Localization of gravitational waves using machine learning
Seiya Sasaoka, Hirotaka Takahashi, Yilun Hou, and Kentaro Somiya

TL;DR
This paper introduces a machine learning approach for rapid and potentially more accurate localization of gravitational wave sources, enhancing multi-messenger astronomy by integrating data from multiple detectors.
Contribution
It proposes a novel machine learning method combining existing techniques for fast gravitational wave sky localization, including the use of a temporal convolutional network.
Findings
Machine learning provides faster localization than matched filtering.
Adding KAGRA improves localization accuracy.
The method successfully localizes sources using four detectors.
Abstract
An observation of gravitational waves is a trigger of the multi-messenger search of an astronomical event.
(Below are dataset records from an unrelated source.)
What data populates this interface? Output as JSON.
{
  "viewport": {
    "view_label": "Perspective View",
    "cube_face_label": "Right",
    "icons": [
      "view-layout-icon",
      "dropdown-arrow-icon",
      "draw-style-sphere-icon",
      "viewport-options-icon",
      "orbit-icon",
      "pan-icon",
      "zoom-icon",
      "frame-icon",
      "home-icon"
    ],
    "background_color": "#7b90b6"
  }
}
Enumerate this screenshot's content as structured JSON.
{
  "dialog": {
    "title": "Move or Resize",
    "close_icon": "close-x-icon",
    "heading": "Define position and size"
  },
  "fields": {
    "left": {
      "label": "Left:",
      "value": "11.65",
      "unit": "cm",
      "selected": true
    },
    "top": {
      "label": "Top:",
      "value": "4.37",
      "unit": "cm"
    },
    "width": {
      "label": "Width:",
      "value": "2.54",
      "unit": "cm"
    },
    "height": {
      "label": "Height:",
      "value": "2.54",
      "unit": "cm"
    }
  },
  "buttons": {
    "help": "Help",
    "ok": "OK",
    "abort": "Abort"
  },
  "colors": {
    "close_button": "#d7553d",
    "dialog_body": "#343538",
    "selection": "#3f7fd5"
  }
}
A combination of the data from two or three gravitational wave telescopes indicates the location of a source and low-latency data analysis is key to transferring the information to other telescopes sensitive at different wavelengths. In contrast to the current method, which relies on the matched-filtering technique, we proposed the use of machine learning that is much faster and possibly more accurate than matched filtering. Our machine-learning method is a combination of the method proposed by Chatterjee {\it et al.} and a method using the temporal convolutional network. We demonstrate the sky localization of a gravitational-wave source using four telescopes: LIGO H1, LIGO L1, Virgo, and KAGRA, and compare the result in the case without KAGRA to examine the positive influence of…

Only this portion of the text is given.